Following the liberation of the Portuguese colonies in 1974, however, the group turned its attention to the droughts that were gripping the Sahel region. They came to the realization that the very phenomenon of African immigration to Europe has its roots in the exploitative practices of colonial agriculture: the colonisers’ insistence on cash crops such as peanuts had eroded the quality of the soil in rural Sahel, producing the drought and the subsequent exodus of rural workers to cities, including in Europe. In order to address the problems of urban immigrant life in France, one then had to address the state of rural agriculture in Africa.

To this end, the group undertook underpaid internships with French farmers.
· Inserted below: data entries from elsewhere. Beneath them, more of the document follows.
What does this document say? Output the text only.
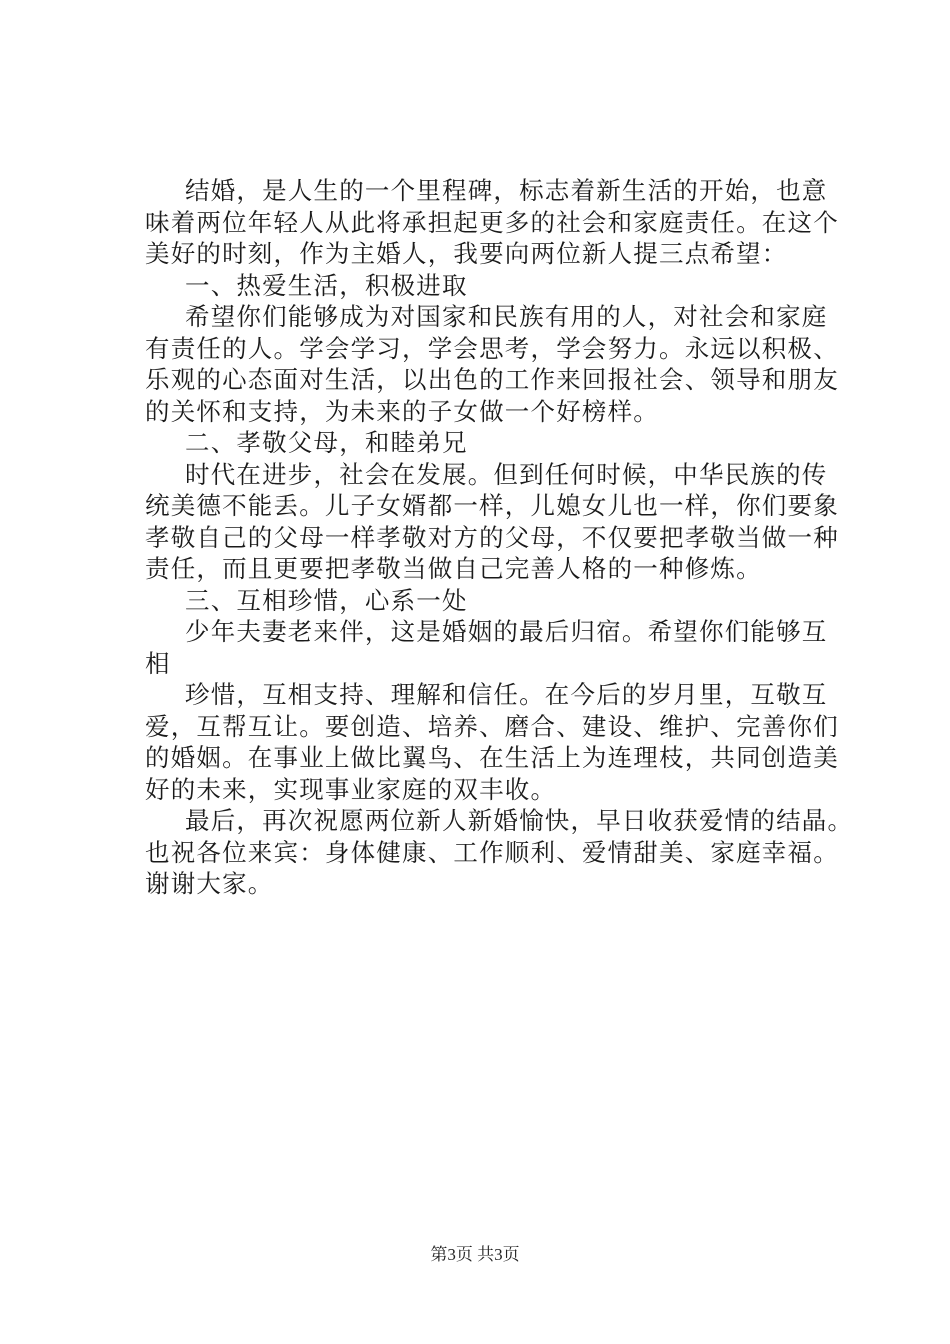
结婚，是人生的一个里程碑，标志着新生活的开始，也意
味着两位年轻人从此将承担起更多的社会和家庭责任。在这个
美好的时刻，作为主婚人，我要向两位新人提三点希望：
一、热爱生活，积极进取
希望你们能够成为对国家和民族有用的人，对社会和家庭
有责任的人。学会学习，学会思考，学会努力。永远以积极、
乐观的心态面对生活，以出色的工作来回报社会、领导和朋友
的关怀和支持，为未来的子女做一个好榜样。
二、孝敬父母，和睦弟兄
时代在进步，社会在发展。但到任何时候，中华民族的传
统美德不能丢。儿子女婿都一样，儿媳女儿也一样，你们要象
孝敬自己的父母一样孝敬对方的父母，不仅要把孝敬当做一种
责任，而且更要把孝敬当做自己完善人格的一种修炼。
三、互相珍惜，心系一处
少年夫妻老来伴，这是婚姻的最后归宿。希望你们能够互
相
珍惜，互相支持、理解和信任。在今后的岁月里，互敬互
爱，互帮互让。要创造、培养、磨合、建设、维护、完善你们
的婚姻。在事业上做比翼鸟、在生活上为连理枝，共同创造美
好的未来，实现事业家庭的双丰收。
最后，再次祝愿两位新人新婚愉快，早日收获爱情的结晶。
也祝各位来宾：身体健康、工作顺利、爱情甜美、家庭幸福。
谢谢大家。
第3页 共3页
They carried this knowledge back to Africa, their reverse journey from Europe a symbolic undoing of the effects of colonial economics. “To fight the sun and the famine, our weapon is the daba (pickaxe),” became their motto in establishing the Somankidi Koura cooperative.
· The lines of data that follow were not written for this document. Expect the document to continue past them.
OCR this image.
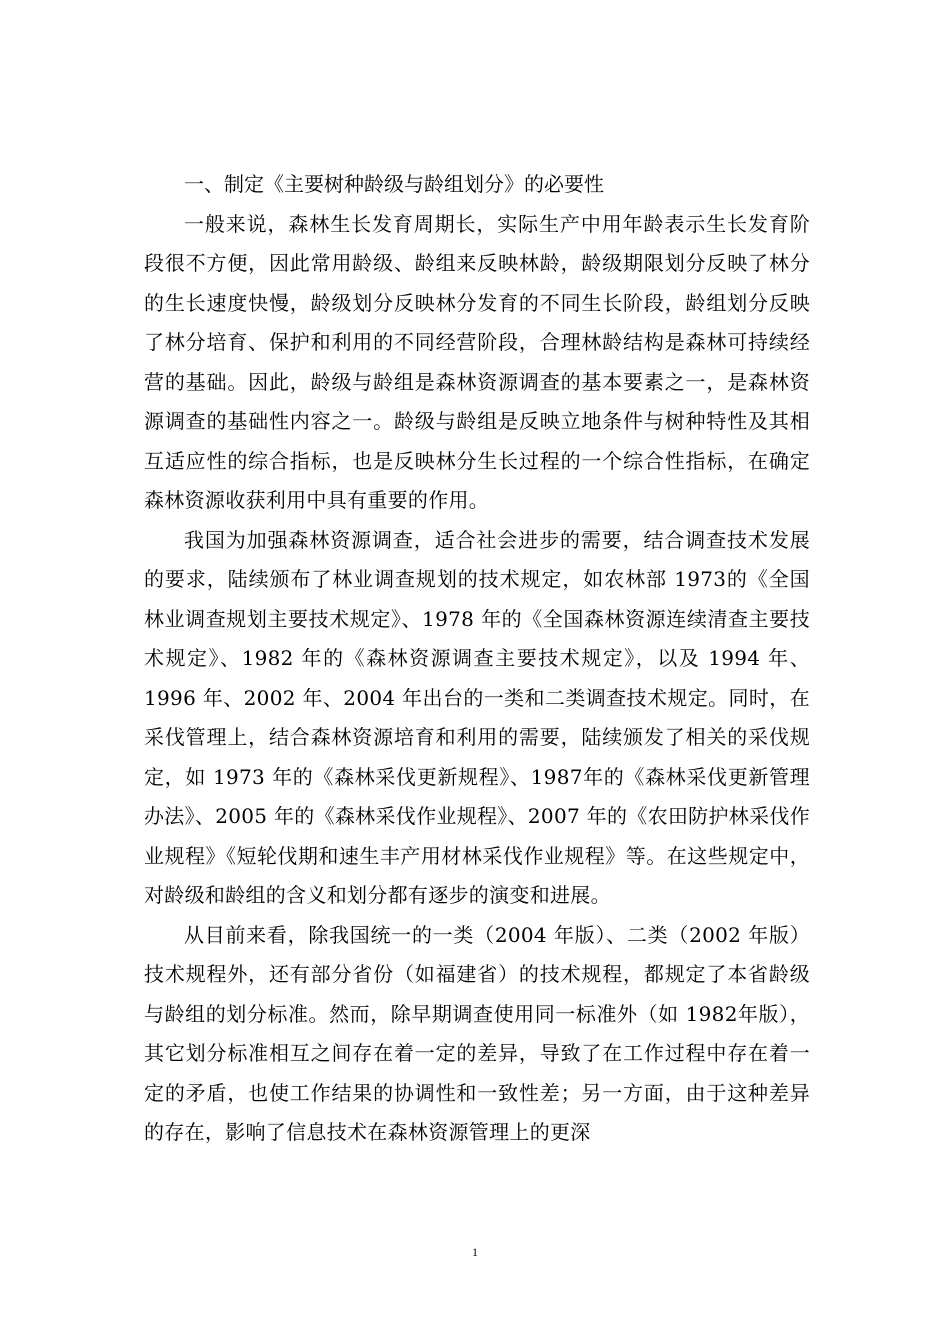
一、制定《主要树种龄级与龄组划分》的必要性

一般来说，森林生长发育周期长，实际生产中用年龄表示生长发育阶段很不方便，因此常用龄级、龄组来反映林龄，龄级期限划分反映了林分的生长速度快慢，龄级划分反映林分发育的不同生长阶段，龄组划分反映了林分培育、保护和利用的不同经营阶段，合理林龄结构是森林可持续经营的基础。因此，龄级与龄组是森林资源调查的基本要素之一，是森林资源调查的基础性内容之一。龄级与龄组是反映立地条件与树种特性及其相互适应性的综合指标，也是反映林分生长过程的一个综合性指标，在确定森林资源收获利用中具有重要的作用。

我国为加强森林资源调查，适合社会进步的需要，结合调查技术发展的要求，陆续颁布了林业调查规划的技术规定，如农林部 1973的《全国林业调查规划主要技术规定》、1978 年的《全国森林资源连续清查主要技术规定》、1982 年的《森林资源调查主要技术规定》，以及 1994 年、1996 年、2002 年、2004 年出台的一类和二类调查技术规定。同时，在采伐管理上，结合森林资源培育和利用的需要，陆续颁发了相关的采伐规定，如 1973 年的《森林采伐更新规程》、1987年的《森林采伐更新管理办法》、2005 年的《森林采伐作业规程》、2007 年的《农田防护林采伐作业规程》《短轮伐期和速生丰产用材林采伐作业规程》等。在这些规定中，对龄级和龄组的含义和划分都有逐步的演变和进展。

从目前来看，除我国统一的一类（2004 年版）、二类（2002 年版）技术规程外，还有部分省份（如福建省）的技术规程，都规定了本省龄级与龄组的划分标准。然而，除早期调查使用同一标准外（如 1982年版），其它划分标准相互之间存在着一定的差异，导致了在工作过程中存在着一定的矛盾，也使工作结果的协调性和一致性差；另一方面，由于这种差异的存在，影响了信息技术在森林资源管理上的更深

1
Using material from public archives and the personal collection of filmmaker Bouba Touré, one of the co-founders of the cooperative, Crossing Voices illustrates the continued struggles of immigrant and illegal workers in France and contrasts it with the everyday operations of the cooperative. Spanning decades, continents and economic activities, the film offers a cogent historical analysis of blue-collar emigration from Africa.

The politics of migratory labour takes a backseat in Caught in the Rain, which instead adopts an oblique, lyrical approach to representing migrant life. The setting is a nondescript residence in Belgium. Two African men are engaged in what appears to be fragments of renovation work, peeling old wallpapers, clearing scrap materials or doing the laundry. But there are interruptions: responding to offscreen signals, one of the men abandons his task and rushes outside. It rains a while later, and the man lets half-a-dozen other immigrants inside. They wait until the rain stops and then make their way out as quietly as they came in.
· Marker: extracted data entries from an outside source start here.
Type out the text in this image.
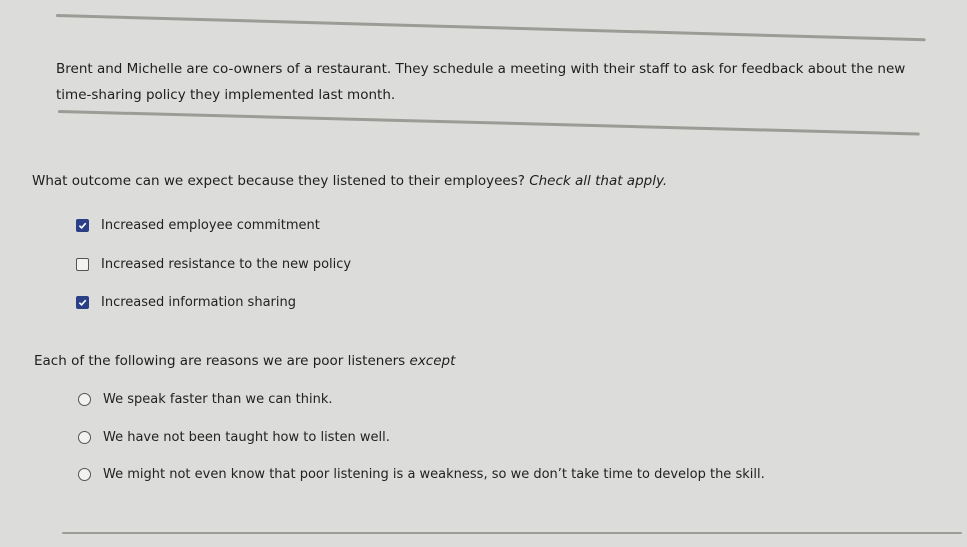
Brent and Michelle are co-owners of a restaurant. They schedule a meeting with their staff to ask for feedback about the new time-sharing policy they implemented last month.
What outcome can we expect because they listened to their employees? Check all that apply.
Increased employee commitment
Increased resistance to the new policy
Increased information sharing
Each of the following are reasons we are poor listeners except
We speak faster than we can think.
We have not been taught how to listen well.
We might not even know that poor listening is a weakness, so we don’t take time to develop the skill.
We learn shortly that the two workers were picked up by the police five months ago on a raid. The men, it appears, are illegal immigrants squatting in this abandoned house; far from distraction, their alertness to off-camera stimuli is indicative of their uncertain situation, a compulsion to be ready to flee anytime. But this scenario isn’t treated for dramatic effect.  

Rather, the film unfolds like a haiku; instead of putting their actors through a narrative, directors Mieriën Coppens and Elie Maissin photograph them in partially-lit profiles, lending them a monumental presence that underscores their silent dignity. There are precedents to this approach in the work of Pedro Costa or even John Ford. But the film’s rarefied portrait of immigrant labour and community life is moving in its own right. In their apparent precarity, their quiet desperation, the workers here call to mind India’s nameless, numberless migrant labourers who, too, were forced to run for shelter, caught in the metaphorical rain.